The Book Report — Parsley, Sage, Rosemary…
Hey kids, welcome back to The You-Know-What! Just two more days until the first Mythoi trade hits the general consumer market, so go pre-order immediately.
A couple of weeks ago, I wrote about Quantum Theory and ways fiction writers use it for stories, and one of those ways was time travel. This got me thinking about the number of different time-travel novels I’ve enjoyed, and so I thought I’d take The Book Report on its own journey through time, examining time travel literature.

The Long Sleep
Perhaps the earliest time-travel story occurs in the 4th century Hindu script of the Mahabharatha, concerning King Revaita. He travels to Brahma to ask who among the candidates would be a worthy suitor for his daughter, to which Brahma replies that time runs differently on each plain of existence and while the King was making his request many ages have passed on earth.
Early time-travel stories have much in common with this story, where the main character falls asleep (such as in Washington Irving’s 1819 story Rip Van Winkle) or visits a magical realm and when they awake or return they find that many years have passed. One early example is Urashima Tarō, an 8th century Japanese legend about a fisherman who rescues a turtle and as a reward is allowed to visit the Palace of the Dragon God under the sea. When he returns to his village three days later, he finds that three centuries have passed.

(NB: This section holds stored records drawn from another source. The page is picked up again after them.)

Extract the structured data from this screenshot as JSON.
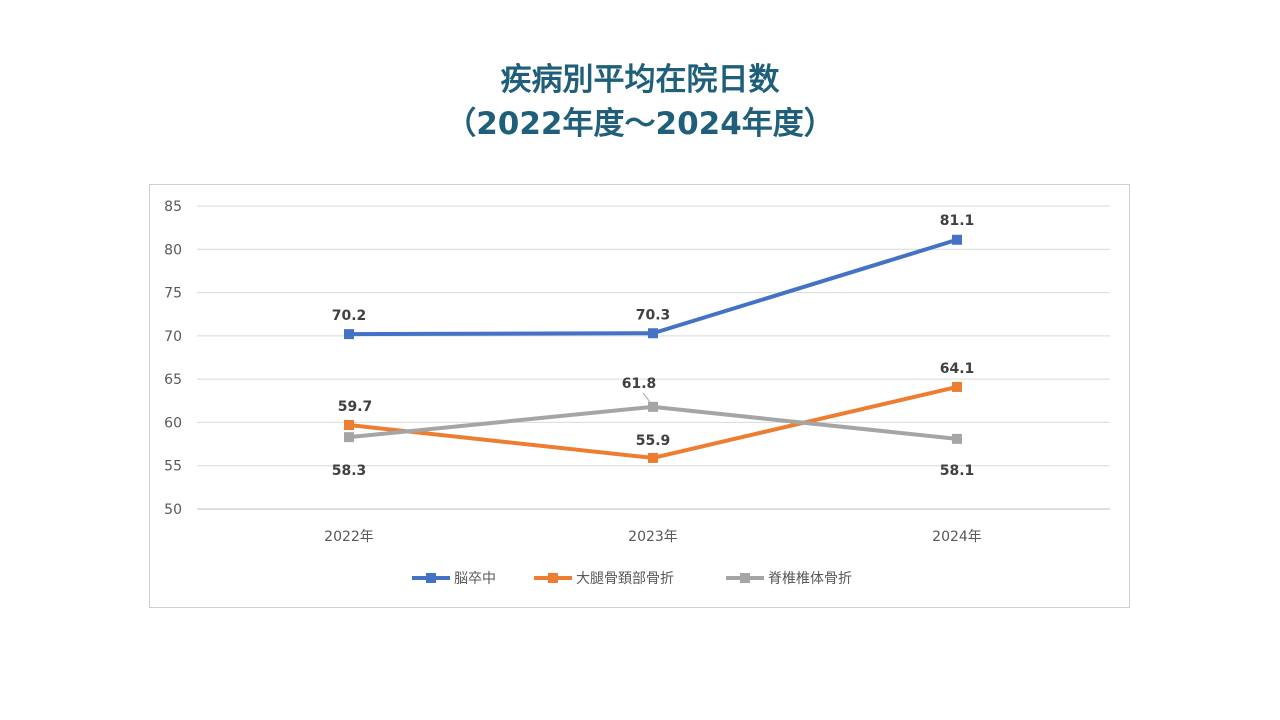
{
  "title": {
    "line1": "疾病別平均在院日数",
    "line2": "（2022年度～2024年度）"
  },
  "chart_data": {
    "type": "line",
    "title": "疾病別平均在院日数（2022年度～2024年度）",
    "categories": [
      "2022年",
      "2023年",
      "2024年"
    ],
    "ylim": [
      50,
      85
    ],
    "yticks": [
      50,
      55,
      60,
      65,
      70,
      75,
      80,
      85
    ],
    "grid": true,
    "legend_position": "bottom",
    "series": [
      {
        "name": "脳卒中",
        "color": "#4472c4",
        "values": [
          70.2,
          70.3,
          81.1
        ],
        "labels": [
          "70.2",
          "70.3",
          "81.1"
        ]
      },
      {
        "name": "大腿骨頚部骨折",
        "color": "#ed7d31",
        "values": [
          59.7,
          55.9,
          64.1
        ],
        "labels": [
          "59.7",
          "55.9",
          "64.1"
        ]
      },
      {
        "name": "脊椎椎体骨折",
        "color": "#a5a5a5",
        "values": [
          58.3,
          61.8,
          58.1
        ],
        "labels": [
          "58.3",
          "61.8",
          "58.1"
        ]
      }
    ]
  }
}
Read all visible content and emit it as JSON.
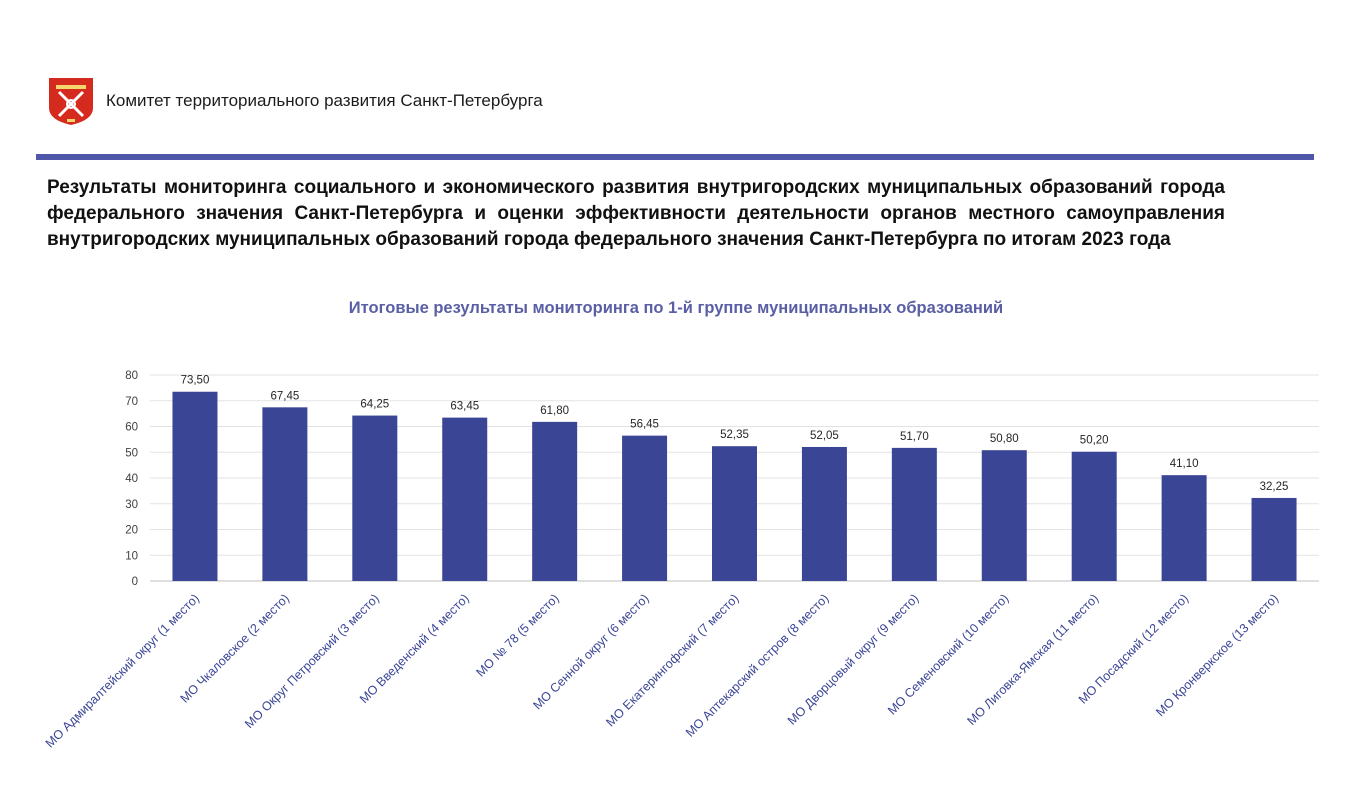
{
  "header": {
    "org_name": "Комитет территориального развития Санкт-Петербурга",
    "logo_icon": "spb-coat-of-arms-icon"
  },
  "report_title": "Результаты мониторинга социального и экономического развития внутригородских муниципальных образований города федерального значения Санкт-Петербурга и оценки эффективности деятельности органов местного самоуправления внутригородских муниципальных образований города федерального значения Санкт-Петербурга по итогам 2023 года",
  "colors": {
    "bar": "#3b4596",
    "divider": "#4f57a8",
    "chart_title": "#5a5fa5",
    "category_label": "#3b4596",
    "logo_red": "#d52b1e"
  },
  "chart_data": {
    "type": "bar",
    "title": "Итоговые результаты мониторинга по 1-й группе муниципальных образований",
    "categories": [
      "МО Адмиралтейский округ (1 место)",
      "МО Чкаловское (2 место)",
      "МО Округ Петровский (3 место)",
      "МО Введенский (4 место)",
      "МО № 78 (5 место)",
      "МО Сенной округ (6 место)",
      "МО Екатерингофский (7 место)",
      "МО Аптекарский остров (8 место)",
      "МО Дворцовый округ (9 место)",
      "МО Семеновский (10 место)",
      "МО Лиговка-Ямская (11 место)",
      "МО Посадский (12 место)",
      "МО Кронверкское (13 место)"
    ],
    "values": [
      73.5,
      67.45,
      64.25,
      63.45,
      61.8,
      56.45,
      52.35,
      52.05,
      51.7,
      50.8,
      50.2,
      41.1,
      32.25
    ],
    "value_labels": [
      "73,50",
      "67,45",
      "64,25",
      "63,45",
      "61,80",
      "56,45",
      "52,35",
      "52,05",
      "51,70",
      "50,80",
      "50,20",
      "41,10",
      "32,25"
    ],
    "yticks": [
      "0",
      "10",
      "20",
      "30",
      "40",
      "50",
      "60",
      "70",
      "80"
    ],
    "ylim": [
      0,
      80
    ],
    "grid": true,
    "legend": "none"
  }
}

What nearly all of these early time-travel stories have in common is the idea that time can move faster, allowing the character to view or visit (or be stranded) in the future. One of the first examples of a time traveler going backwards in time is Mark Twain’s 1895 satire A Conneticut Yankee in King Arthur’s Court. But even then, the main character goes through time by a blow to the head.

Rise of the Machines
The first example of a character using a machine to travel through time is in a story by H.G. Wells, but it wasn’t in his 1895 novel The Time Machine. Seven years earlier, he wrote a serialized story called The Chronic Argonauts. The characters mention the different years they traveled to, but they don’t offer any detailed accounts of what happened on their adventures. Wells’ popular novel The Time Machine holds that distinction. The concept of a time machine remains popular to this day.
A Couple of Places to Tie A Boat
The main issue most time travel stories have to get around is the paradox. It is called the Grandfather Paradox, first proposed by science fiction writer René Barjavel in his 1943 book The Imprudent Traveller. Here’s how it works: “if one goes backwards in time and kills one of their ancestors before he had children, the traveller cannot exist and therefore cannot kill the ancestor.”
Time Travel novels come up with several different ways to avoid the Grandfather Paradox. One way is through the many-universe theory of quantum mechanics, which I briefly described when I examined Crichton’s Timeline.
Another way to deal with the Grandfather Paradox is through a Destruction Resolution. One of the most well known cases would be in the movie Back To The Future, where (Spoiler) Marty McFly starts to disappear because his mother fell in love with him instead of his father. Most stories that deal with a Destruction Resolution work to prevent it. In Pastwatch: The Redemption of Christopher Columbus, Orson Scott Card writes of a situation where a Destruction Resolution might be embraced. I generally enjoy most things Card writes, and this novel is no exception. It’s a great examination of the mistakes humans made in discovering the Americas, and a lovely fantasy of how to prevent it.
A final way to deal with the Grandfather Paradox is by strict adherence to the Novikov Principle, employed to great effect in The Time Traveler’s Wife, published in 2003 by Audrey Niffenegger. The Novikov self-consistency principle was developed in the mid-1980’s by Russian scientist Igor Novikov, and asserts that if an event exists that would give rise to a paradox, or to change the past in any way, then the probability of that even occurring is zero. What this means is that our history is a fixed timeline. Everything that happened did so either because the time-traveler failed or was never there. You can’t go back and stop the Titanic from sinking because it already sank. Science fiction author John Varley proposed an acceptable way to deal with that problem in his 1983 novel Millennium (which became the 1989 film of the same name), where passengers of a plane that was doomed to crash were saved by bringing them to the future and replacing them with copied duplicates to be found in the crash debris. Since there was no deviation from the fixed timeline, ie. a plane crashed and there were no survivors, there was no paradox.
Well, I hope you’ve enjoyed this journey through Thyme. Give the books I mentioned a read, they are all great fun.